[RFC] Better support for typed pointers in an opaque pointer world

Thanks for the further information on SPIR-V representation. I want to try to take a step back to characterise what I think we would need to to achieve with opaque types for the SPIR-V/DXIL/Wasm (and more?) use-cases, to check we see the problem in the same way.

With LLVM’s current type system, you take your arbitrarily rich and complex frontend types, and convert them to LLVM types. This inherently loses information including the identity of the frontend types. A key thing the LLVM type system is trying to do is to provide enough facilities to encode the memory layout of any lowered types. For most cases this is sufficient, but we encounter problems when the compilation target is itself a typed IR which requires the identity of types specified in the frontend to be maintained throughout compilation to produce correctly typed output.

Trying to extend LLVM’s type system to support arbitrarily complex external type systems is a non-starter, so what is the minimum we can add? I think the key thing we need to support is maintaining type identity, which the opaque type proposal provides. A type is defined, LLVM may know very little about it (in the wasm case at least, the memory layout is completely opaque), but it does maintain its identity, guarantees that type information won’t be lost, that it won’t be cast to a different type, and other values won’t be cast to it. In some cases, additional information about these external types may enable more optimisations (you mention it would be useful in your use cases to access information such as size of types - is there other information you’d need to access in target-independent passes that might be essential to correctness or reasonable performance?).

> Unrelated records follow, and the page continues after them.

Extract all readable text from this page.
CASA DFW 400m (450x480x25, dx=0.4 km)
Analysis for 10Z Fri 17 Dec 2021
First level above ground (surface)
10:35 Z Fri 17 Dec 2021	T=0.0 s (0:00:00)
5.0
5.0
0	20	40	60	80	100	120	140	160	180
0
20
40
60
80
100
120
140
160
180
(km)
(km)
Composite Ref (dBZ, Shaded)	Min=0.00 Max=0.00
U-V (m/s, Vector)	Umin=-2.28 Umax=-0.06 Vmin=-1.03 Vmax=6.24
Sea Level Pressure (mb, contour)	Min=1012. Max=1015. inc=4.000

In terms of encoding that type identity, I’d mentioned the integer ID as I’d found it a useful starting point for prototyping by using non-integral address space IDs. I think regardless of whether you’re using integer IDs or strings, you’ll still need the ability to have target-specific logic when linking different LLVM modules in order to ensure LLVM can correctly maintain type identity for external type systems. This logic would either need to rewrite typeids or type strings as appropriate: consider nominal types in different modules for instance. Possibly the opaque type proposal could be extended to support this (identifying imported/exported types etc) in the general case, but providing the minimal primitive and letting target-specific logic handle target-specific details for combining types between modules feels like it might be a better starting point.

Does anything above differ drastically to your own thinking?